LIMA (Reuters) – At least two kilometers of Peru’s central coast and two beaches were dirtied by oil spilled from a discharge ship rocked by waves caused by the eruption of a volcano in Tonga, Environment Minister Ruben Ramirez said on Monday.
The ministry supervised cleaning of the area in the coastal district of Ventanilla, where the spill happened on Sunday during unloading of crude oil from the ship to supply the La Pampilla refinery, owned by the Spanish company Repsol.
Earlier, the National Institute of Civil Defense (Indeci) and the emergency center of the Ministry of Energy and Mines said in a statement that high tides recorded in Ventanilla, as a result of the volcano’s eruption, had altered the process of unloading crude oil for the refinery.
“It is unfortunate. I am seeing that there is a serious impact on the coastal marine area. Initially two and a half kilometers (of damage) were reported, but now we see that it has affected two beaches,” Ramirez told reporters.

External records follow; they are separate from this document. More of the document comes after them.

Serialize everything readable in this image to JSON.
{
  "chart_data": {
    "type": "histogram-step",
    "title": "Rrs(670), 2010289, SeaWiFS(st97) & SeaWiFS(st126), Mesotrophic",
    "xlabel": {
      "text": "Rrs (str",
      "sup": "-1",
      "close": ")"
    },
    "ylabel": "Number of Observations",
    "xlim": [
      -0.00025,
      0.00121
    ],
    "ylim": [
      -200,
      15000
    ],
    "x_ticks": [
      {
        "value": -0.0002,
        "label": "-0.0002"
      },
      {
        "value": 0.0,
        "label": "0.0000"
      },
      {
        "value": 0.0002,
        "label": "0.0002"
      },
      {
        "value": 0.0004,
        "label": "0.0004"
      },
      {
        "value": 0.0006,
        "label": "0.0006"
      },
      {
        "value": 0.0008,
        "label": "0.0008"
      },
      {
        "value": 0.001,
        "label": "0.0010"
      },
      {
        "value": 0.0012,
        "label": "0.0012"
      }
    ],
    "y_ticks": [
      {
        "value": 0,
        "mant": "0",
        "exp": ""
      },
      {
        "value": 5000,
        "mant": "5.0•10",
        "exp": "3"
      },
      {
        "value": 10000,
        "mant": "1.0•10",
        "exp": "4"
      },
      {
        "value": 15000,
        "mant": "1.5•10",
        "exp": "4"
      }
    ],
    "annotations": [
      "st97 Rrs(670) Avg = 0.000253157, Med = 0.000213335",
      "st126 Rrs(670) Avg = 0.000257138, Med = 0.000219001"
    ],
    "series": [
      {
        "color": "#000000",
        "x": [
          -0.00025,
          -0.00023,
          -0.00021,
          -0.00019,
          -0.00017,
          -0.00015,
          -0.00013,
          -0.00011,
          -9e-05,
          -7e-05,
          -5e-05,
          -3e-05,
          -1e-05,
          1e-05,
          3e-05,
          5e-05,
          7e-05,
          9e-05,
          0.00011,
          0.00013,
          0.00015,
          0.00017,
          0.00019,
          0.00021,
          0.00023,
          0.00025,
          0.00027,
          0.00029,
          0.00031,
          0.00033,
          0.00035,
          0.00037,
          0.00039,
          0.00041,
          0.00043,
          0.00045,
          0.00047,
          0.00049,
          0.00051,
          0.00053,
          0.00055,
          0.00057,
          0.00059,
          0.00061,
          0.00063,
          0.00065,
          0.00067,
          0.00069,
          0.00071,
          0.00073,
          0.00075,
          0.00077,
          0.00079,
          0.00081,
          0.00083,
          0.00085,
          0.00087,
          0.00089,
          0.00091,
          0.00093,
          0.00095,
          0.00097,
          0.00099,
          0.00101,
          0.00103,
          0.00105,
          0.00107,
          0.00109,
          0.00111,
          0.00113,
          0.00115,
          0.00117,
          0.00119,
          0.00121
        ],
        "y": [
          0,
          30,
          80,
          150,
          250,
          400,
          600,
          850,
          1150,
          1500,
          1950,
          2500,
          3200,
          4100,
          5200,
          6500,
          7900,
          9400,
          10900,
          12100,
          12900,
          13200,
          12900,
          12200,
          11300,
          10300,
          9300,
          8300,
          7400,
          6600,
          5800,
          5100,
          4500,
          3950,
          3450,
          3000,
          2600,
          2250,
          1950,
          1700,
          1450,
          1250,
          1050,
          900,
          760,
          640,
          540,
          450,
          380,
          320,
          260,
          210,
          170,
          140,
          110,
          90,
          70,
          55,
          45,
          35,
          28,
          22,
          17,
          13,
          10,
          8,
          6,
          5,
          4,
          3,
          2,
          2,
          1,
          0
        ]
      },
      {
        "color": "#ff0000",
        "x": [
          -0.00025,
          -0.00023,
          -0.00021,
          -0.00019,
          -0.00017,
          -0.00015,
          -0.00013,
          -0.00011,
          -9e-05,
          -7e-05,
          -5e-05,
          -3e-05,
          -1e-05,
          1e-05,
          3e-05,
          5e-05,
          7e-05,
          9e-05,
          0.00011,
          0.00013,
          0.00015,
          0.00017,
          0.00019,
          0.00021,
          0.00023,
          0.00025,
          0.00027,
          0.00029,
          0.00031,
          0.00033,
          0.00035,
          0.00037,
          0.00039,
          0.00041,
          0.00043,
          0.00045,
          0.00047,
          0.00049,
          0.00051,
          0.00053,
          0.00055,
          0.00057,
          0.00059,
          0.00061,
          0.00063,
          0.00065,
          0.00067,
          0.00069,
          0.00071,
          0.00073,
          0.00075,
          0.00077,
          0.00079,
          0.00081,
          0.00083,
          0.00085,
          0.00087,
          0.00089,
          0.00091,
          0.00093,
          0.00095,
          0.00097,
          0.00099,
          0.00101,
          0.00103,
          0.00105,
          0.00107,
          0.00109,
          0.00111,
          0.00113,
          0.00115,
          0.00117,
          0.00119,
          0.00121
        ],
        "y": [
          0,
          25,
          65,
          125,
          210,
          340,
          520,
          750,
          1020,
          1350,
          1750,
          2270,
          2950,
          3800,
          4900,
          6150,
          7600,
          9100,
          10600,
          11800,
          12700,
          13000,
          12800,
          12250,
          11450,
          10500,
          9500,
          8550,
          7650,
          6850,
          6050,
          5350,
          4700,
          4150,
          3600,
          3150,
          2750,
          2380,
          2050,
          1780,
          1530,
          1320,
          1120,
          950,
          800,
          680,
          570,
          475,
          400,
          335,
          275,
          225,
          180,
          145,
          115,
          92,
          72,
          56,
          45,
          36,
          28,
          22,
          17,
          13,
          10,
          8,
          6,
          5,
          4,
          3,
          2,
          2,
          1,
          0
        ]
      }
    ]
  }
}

Indeci said it had the spill under control, although cleaning work continued. It did not say how much oil was spilled but the Agency for Environmental Assessment and Enforcement (OEFA) said it initiated an investigation to determine responsibility for the spill.
The Pampilla refinery said in a statement that “the violence of the waves” on Saturday due to the eruption of the volcano generated the “limited spill” of oil at a time when a ship was unloading.
An undersea volcano off Tonga erupted on Saturday, prompting tsunami warnings and evacuation orders in Japan and causing huge waves on several islands and regions in the South Pacific.